Democrats complained that they saw no evidence of declining war costs, and they railed against Bush's single biggest spending constraint: holding down the growth of Medicare.

"This budget represents more of the same wrong priorities: placing a higher priority on huge tax cuts for multimillionaires than on urgent national needs," said House Speaker Nancy Pelosi (D-San Francisco). "Democrats are prepared to work with Republicans to make the tough choices that will return our budgets to fiscal responsibility, but today's budget from the president is simply not the right approach."

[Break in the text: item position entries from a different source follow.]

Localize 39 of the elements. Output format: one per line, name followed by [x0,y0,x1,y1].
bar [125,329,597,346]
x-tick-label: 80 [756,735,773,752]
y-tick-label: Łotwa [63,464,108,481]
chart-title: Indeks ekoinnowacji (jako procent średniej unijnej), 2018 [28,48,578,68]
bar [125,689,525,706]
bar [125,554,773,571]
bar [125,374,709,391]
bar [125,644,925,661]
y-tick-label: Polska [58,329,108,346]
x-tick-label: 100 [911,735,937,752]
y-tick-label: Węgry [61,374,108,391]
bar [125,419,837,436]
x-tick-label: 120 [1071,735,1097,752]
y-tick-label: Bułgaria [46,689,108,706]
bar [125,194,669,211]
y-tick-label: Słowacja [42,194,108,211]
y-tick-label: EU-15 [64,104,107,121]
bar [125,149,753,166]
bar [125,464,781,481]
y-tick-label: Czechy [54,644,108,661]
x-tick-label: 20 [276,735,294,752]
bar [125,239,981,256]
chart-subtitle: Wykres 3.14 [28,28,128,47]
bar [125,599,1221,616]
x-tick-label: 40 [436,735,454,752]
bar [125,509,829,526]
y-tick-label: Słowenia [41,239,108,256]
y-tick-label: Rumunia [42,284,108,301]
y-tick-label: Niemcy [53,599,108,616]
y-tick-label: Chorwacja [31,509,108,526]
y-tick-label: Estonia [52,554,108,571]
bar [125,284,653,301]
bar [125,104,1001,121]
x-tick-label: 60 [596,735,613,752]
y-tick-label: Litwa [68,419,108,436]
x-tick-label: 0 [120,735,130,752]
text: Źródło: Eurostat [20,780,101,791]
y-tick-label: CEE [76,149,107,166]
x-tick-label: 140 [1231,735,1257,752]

The coming face-off over outlays for the conflicts in Iraq and Afghanistan, social programs and tax cuts will offer a preview to the debates likely to dominate the 2008 elections.

Bush, in his written budget message to Congress, challenged lawmakers to balance the budget by 2012, as his plan would, without raising taxes.

"My formula for a balanced budget," he said, "reflects the priorities of our country at this moment in its history: protecting the homeland and fighting terrorism, keeping the economy strong with low taxes and keeping spending under control while making federal programs more effective."

Bush's plan to balance the budget in five years echoed the plan advanced last year by congressional Democrats during Congress' attempt to write its own budget for 2007. The Democrats' plan died when Congress was unable to agree on either party's budget.

Bush proposed that the government spend $2.9 trillion next year -- that's $5.5 million a minute -- on revenues of $2.7 trillion.